Ali Abdallah Saleh pourrait présenter sa démission à la Chambre des députés d’ici 30 jours. D’ici là, sauf imprévu, il formera un gouvernement d’union nationale avec 50% de membres du Congrès populaire général (CPG), l’actuel parti au pouvoir, 40% de l’opposition et les 10% restants de personnalités indépendantes, transférera ses prérogatives de chef d’Etat à son vice-président.

Selon la médiation du Conseil de coopération du Golfe appuyée par les Etats-Unis, son «successeur» aura la charge de l’organisation dans les deux mois des élections. Selon Abdellatif al-Zayani le secrétaire général du CCG, en contrepartie de ces concessions, l’opposition aurait accepté un arrêt des manifestations et l’octroi par le Parlement de garanties qu’il ne sera pas, lui et sa famille, inquiété après son départ du pouvoir. Les partisans du président le pressent de renégocier cette offre qu’il a accueillie favorablement. Ils lui demandent de résister comme «président honoraire» jusqu’à la fin de son mandat en 2013, au nom de sa «légitimité constitutionnelle».

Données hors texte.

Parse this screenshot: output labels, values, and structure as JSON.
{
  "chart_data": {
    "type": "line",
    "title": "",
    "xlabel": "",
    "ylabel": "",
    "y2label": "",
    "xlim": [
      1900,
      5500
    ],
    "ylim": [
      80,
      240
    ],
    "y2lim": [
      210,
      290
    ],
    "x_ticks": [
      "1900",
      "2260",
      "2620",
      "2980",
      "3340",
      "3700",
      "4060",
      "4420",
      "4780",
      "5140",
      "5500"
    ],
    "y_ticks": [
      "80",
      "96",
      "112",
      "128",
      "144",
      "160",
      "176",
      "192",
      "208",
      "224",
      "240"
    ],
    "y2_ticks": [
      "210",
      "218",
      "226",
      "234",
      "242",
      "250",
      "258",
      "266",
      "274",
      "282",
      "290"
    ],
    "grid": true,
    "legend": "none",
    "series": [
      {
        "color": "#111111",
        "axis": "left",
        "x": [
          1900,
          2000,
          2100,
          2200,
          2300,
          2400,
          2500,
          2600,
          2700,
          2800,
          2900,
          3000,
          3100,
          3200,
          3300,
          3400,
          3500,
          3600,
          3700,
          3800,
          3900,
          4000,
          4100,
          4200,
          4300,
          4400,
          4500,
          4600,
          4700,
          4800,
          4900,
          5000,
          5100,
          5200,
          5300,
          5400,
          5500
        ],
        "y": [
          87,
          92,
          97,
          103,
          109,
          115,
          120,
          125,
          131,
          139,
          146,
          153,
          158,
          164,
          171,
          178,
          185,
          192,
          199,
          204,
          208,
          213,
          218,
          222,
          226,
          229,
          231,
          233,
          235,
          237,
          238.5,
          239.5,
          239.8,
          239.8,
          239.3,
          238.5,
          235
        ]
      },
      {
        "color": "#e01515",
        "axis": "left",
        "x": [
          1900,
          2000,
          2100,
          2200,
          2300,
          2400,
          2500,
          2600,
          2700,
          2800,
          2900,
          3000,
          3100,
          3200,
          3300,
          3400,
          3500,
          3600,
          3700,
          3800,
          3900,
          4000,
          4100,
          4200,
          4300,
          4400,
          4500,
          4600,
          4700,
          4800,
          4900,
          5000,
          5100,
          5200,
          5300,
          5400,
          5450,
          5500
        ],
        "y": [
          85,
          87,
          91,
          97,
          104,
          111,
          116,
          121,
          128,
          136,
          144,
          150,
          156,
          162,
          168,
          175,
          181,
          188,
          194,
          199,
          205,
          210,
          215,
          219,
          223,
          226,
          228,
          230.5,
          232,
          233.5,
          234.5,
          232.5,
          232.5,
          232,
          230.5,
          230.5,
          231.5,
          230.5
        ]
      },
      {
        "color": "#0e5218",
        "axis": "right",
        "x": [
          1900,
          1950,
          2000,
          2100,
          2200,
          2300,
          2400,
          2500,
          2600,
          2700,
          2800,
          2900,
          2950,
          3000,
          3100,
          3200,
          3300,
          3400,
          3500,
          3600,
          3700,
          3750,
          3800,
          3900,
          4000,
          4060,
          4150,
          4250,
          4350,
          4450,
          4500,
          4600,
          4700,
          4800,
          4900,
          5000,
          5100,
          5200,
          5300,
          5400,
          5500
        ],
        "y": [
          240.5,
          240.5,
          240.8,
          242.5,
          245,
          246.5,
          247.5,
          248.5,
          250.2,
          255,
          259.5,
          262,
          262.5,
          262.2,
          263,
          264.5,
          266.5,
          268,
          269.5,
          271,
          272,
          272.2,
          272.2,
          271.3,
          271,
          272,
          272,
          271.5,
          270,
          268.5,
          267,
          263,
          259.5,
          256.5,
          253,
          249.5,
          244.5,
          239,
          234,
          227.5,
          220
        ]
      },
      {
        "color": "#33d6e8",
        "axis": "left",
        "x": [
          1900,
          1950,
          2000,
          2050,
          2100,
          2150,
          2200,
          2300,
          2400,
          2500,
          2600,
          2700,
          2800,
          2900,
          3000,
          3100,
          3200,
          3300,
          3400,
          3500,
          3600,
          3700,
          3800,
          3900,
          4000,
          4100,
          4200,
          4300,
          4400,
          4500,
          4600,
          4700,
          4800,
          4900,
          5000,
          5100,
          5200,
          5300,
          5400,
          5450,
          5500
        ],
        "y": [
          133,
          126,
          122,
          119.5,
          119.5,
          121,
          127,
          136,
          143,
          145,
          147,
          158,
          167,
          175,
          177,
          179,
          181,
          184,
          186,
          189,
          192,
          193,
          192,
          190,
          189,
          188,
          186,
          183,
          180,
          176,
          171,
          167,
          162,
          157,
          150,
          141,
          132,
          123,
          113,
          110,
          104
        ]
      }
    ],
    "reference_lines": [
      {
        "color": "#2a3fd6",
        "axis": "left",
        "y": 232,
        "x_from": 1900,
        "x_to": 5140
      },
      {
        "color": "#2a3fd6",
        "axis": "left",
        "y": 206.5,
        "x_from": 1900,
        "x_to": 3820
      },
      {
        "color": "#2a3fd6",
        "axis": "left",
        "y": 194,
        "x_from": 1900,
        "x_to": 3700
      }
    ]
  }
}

Du moins jusqu’à la fin de cette année. Abdallah Saleh qui réalise, après 32 ans au pouvoir, qu’il a perdu le soutien d’une partie de l’armée, de tribus puissantes et de dignitaires religieux au moment où les défis se font nombreux (Al-Qaïda, rébellion des Houtis et sécessionnistes du sud) prendra-t-il le risque de se retrouver seul et devant la Cour pénale internationale pour crimes contre l’humanité ?. Selon l’UNICEF, plus de 36 enfants ont été blessés par des balles réelles et 47 autres ont été victimes de violences physiques lors des manifestations réclamant le départ immédiat du chef de l’Etat. Un autre pays arabe gronde depuis le 15 mars.

Des milliers de Syriens sont sortis hier pour une journée-test dénommée «vendredi saint», en référence à la religion chrétienne. Comme au Yémen, et avant, en Tunisie, Egypte, Oman, Bahreïn, ils ont scandé, malgré la levée de l’état d’urgence décrétée par le président Bachar Al-Assad, à Damas, à Deraa, au sud, à Qamishli, dans nord-est et à Homs, au centre du pays, les forces de sécurité ont ouvert le feu «pour disperser» toute tentative de rassemblement, les deux slogans emblématiques des printemps arabes» «Dégage» et «Le peuple veut la chute du régime».